Best. Christmas. Plan. Ever.
This was the Christmas-day management strategy I came to embrace as an adult, but before I was married. I liked to take my time and relax at my parents’ house on Christmas day; no rush to get through all the stuff. But now that I have a husband and child, and family all local, Christmas is total [merry] chaos. We’re racing around town, sometimes separately, to spend time with both our families.
We realized that this year, Sam is going to be more aware of his gifts, and it’ll be harder to tear him away to go visit all his relatives. Maybe we should institute a Slow Boxing Day instead…

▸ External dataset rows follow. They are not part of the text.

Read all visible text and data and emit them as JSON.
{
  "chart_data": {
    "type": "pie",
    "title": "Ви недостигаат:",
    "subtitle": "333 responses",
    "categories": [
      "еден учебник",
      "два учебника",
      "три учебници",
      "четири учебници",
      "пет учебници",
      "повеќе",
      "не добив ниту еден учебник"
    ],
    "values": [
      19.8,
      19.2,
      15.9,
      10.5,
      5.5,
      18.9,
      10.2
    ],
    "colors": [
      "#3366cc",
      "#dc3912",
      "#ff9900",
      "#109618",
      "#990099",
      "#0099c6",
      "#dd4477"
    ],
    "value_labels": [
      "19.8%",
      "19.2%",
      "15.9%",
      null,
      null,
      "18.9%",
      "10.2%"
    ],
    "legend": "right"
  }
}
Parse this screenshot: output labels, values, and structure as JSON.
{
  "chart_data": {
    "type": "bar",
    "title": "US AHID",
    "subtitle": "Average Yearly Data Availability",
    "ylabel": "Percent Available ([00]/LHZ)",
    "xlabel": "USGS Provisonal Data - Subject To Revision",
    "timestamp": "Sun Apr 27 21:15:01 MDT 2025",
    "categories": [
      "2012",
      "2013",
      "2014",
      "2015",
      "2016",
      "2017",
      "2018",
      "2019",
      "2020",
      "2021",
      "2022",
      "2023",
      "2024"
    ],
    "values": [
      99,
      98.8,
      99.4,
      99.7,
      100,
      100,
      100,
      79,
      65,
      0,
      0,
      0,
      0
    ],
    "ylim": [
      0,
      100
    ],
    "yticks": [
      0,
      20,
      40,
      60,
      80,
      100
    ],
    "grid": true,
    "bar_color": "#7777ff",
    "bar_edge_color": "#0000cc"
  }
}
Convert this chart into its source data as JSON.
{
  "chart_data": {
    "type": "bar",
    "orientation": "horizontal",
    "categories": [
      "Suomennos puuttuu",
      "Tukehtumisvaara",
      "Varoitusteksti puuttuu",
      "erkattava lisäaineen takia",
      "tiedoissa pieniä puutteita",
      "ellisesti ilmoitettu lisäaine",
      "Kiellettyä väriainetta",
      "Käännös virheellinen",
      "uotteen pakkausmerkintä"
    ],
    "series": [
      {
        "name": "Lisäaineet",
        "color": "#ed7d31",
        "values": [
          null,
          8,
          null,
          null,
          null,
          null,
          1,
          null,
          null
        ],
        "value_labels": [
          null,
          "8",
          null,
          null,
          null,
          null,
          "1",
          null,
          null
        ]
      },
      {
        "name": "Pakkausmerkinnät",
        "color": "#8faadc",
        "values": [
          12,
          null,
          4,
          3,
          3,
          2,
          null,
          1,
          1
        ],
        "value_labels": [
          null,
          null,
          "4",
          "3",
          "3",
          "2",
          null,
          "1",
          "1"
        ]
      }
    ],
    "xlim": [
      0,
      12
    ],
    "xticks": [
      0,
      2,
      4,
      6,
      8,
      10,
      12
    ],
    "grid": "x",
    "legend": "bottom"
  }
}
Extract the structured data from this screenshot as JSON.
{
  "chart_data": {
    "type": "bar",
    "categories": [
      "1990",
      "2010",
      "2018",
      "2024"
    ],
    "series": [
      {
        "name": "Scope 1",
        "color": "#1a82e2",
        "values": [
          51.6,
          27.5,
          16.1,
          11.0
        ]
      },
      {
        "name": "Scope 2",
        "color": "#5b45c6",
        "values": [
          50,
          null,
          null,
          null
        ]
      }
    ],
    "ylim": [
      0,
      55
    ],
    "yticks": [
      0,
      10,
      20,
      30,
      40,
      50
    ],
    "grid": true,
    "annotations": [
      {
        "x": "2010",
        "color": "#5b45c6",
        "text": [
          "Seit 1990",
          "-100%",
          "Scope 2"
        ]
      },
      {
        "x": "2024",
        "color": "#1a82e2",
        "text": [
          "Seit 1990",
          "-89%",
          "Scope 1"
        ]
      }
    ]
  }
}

I think I would totally spread it out over three days. Why not have him open a gift or two on Christmas Eve, do all the family craziness on Christmas, and then finish up the at-home gifts on Thursday?
I totally agree with this– I think it also is a good way to really drive home that Christmas is about giving, not getting, because kids are encouraged to sit and really pay attention to other people receiving their gifts. In Erik’s family they would all unwrap like crazy at the same time as fast as they could so that present opening was over in about 15 minutes flat- it’s taken him a little time to adjust to the way that we pass out the gifts one at a time and focus on the person unwrapping it but I think he’s OK with it now. It’s good to start this up front with kids probably because if you started out the crazy, fast way it would be hard for them to get used to the slow way!
This is amazing. I am doing this next year. If haven’t already I would reserve slowchristmas.com.